Я снова посмотрела на наши бывшие окна. Теперь они были пластиковыми… Перевела взгляд на другие, до боли в душе, знакомые окна.
– Идем.
Я кивнула.
Алкаши с удивлением заморгали, признав его. Закаркали что-то осуждающе хриплыми голосами. Я разобрала имя Оксанки, «Явился, да еще с прошмандовкой!..» и «Как рожать заставлять, так знал, а как сына растить!..» Дима прошел мимо них с брезгливым безразличием принца крови. Осознание, что он мог бы похоронить всех сразу прямо в песочнице, давало ему право не обращать внимание на слова.
Он отпер железную дверь, пропустил меня вперед – в пропахший мочой и сырым бетоном подъезд. Я бессознательно схватила его за руку и Дима, не оборачиваясь, сжал мои пальцы, увлек меня за собой.

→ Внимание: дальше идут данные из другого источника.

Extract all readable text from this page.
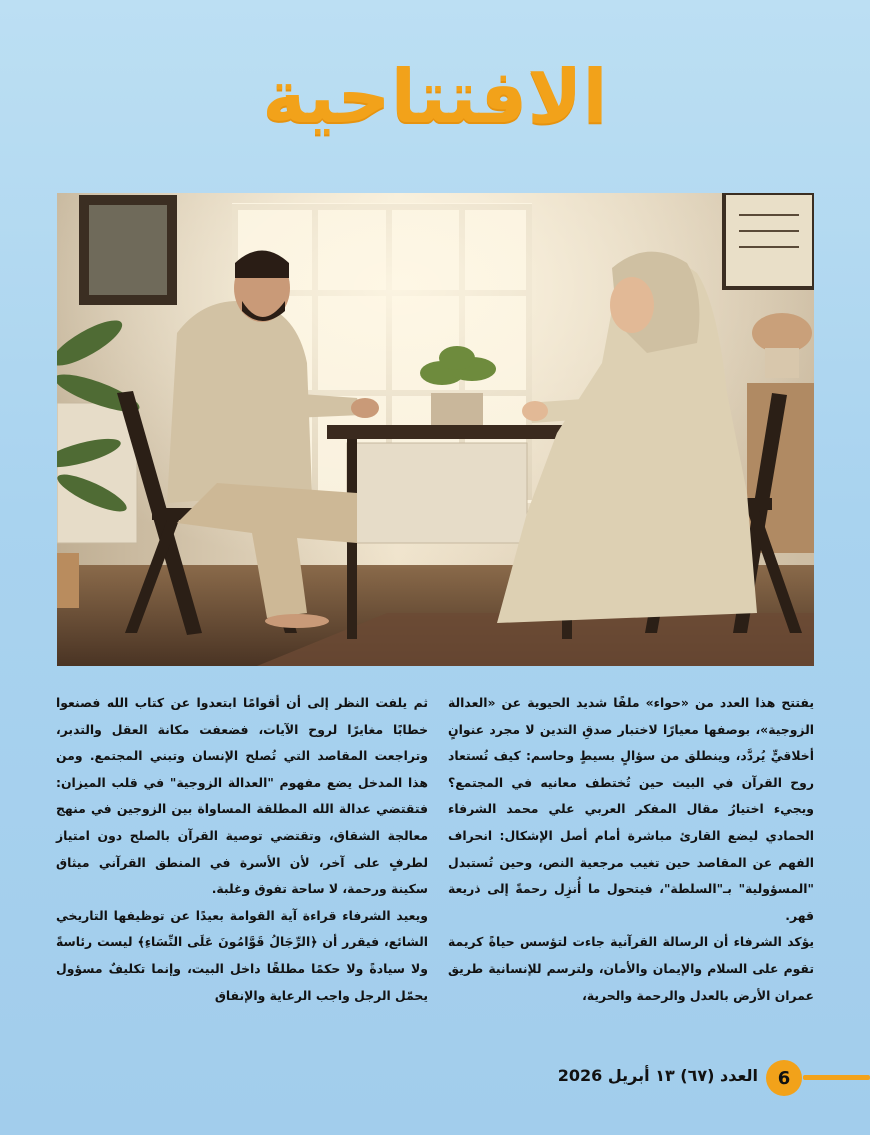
الافتتاحية

يفتتح هذا العدد من «حواء» ملفًا شديد الحيوية عن «العدالة الزوجية»، بوصفها معيارًا لاختبار صدقِ التدين لا مجرد عنوانٍ أخلاقيٍّ يُردَّد، وينطلق من سؤالٍ بسيطٍ وحاسم: كيف تُستعاد روح القرآن في البيت حين تُختطف معانيه في المجتمع؟ ويجيء اختيارُ مقال المفكر العربي علي محمد الشرفاء الحمادي ليضع القارئ مباشرة أمام أصل الإشكال: انحراف الفهم عن المقاصد حين تغيب مرجعية النص، وحين تُستبدل "المسؤولية" بـ"السلطة"، فيتحول ما أُنزِل رحمةً إلى ذريعة قهر.

يؤكد الشرفاء أن الرسالة القرآنية جاءت لتؤسس حياةً كريمة تقوم على السلام والإيمان والأمان، ولترسم للإنسانية طريق عمران الأرض بالعدل والرحمة والحرية،

ثم يلفت النظر إلى أن أقوامًا ابتعدوا عن كتاب الله فصنعوا خطابًا مغايرًا لروح الآيات، فضعفت مكانة العقل والتدبر، وتراجعت المقاصد التي تُصلح الإنسان وتبني المجتمع. ومن هذا المدخل يضع مفهوم "العدالة الزوجية" في قلب الميزان: فتقتضي عدالة الله المطلقة المساواة بين الزوجين في منهج معالجة الشقاق، وتقتضي توصية القرآن بالصلح دون امتياز لطرفٍ على آخر، لأن الأسرة في المنطق القرآني ميثاق سكينة ورحمة، لا ساحة تفوق وغلبة.

ويعيد الشرفاء قراءة آية القوامة بعيدًا عن توظيفها التاريخي الشائع، فيقرر أن ﴿الرِّجَالُ قَوَّامُونَ عَلَى النِّسَاءِ﴾ ليست رئاسةً ولا سيادةً ولا حكمًا مطلقًا داخل البيت، وإنما تكليفٌ مسؤول يحمّل الرجل واجب الرعاية والإنفاق

6
العدد (٦٧) ١٣ أبريل 2026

Я знала это квартиру. Сперва – хорошо обставленную, когда у бабки заканчивалось терпение и вопя: «Притащила в подоле, теперь и возись!», она выпихивала меня в подъезд вслед за матерью и той ничего не оставалось, как тащить меня к ней. К Оксанке.
Затем я видела разбитые, заставленные фанерой окна. Олега забрала на воспитание ее мать, предоставив дочери со свистом катиться в пропасть. Квартира превратилась в притон.
Когда Дима отпер дверь, оттуда пахнуло свежей краской, обойным клеем и новым линолеумом.
Наверное, им пришлось выжигать стены, чтобы вытравить вонь, что долетала порой из разбитых окон. Дима прошелся по коридору, явно проверяя тщательно ли сделан ремонт. Я выглянула в окно и увидела, как пристально следят со двора алкаши. Словно нежить в повести «Семья вурдалака».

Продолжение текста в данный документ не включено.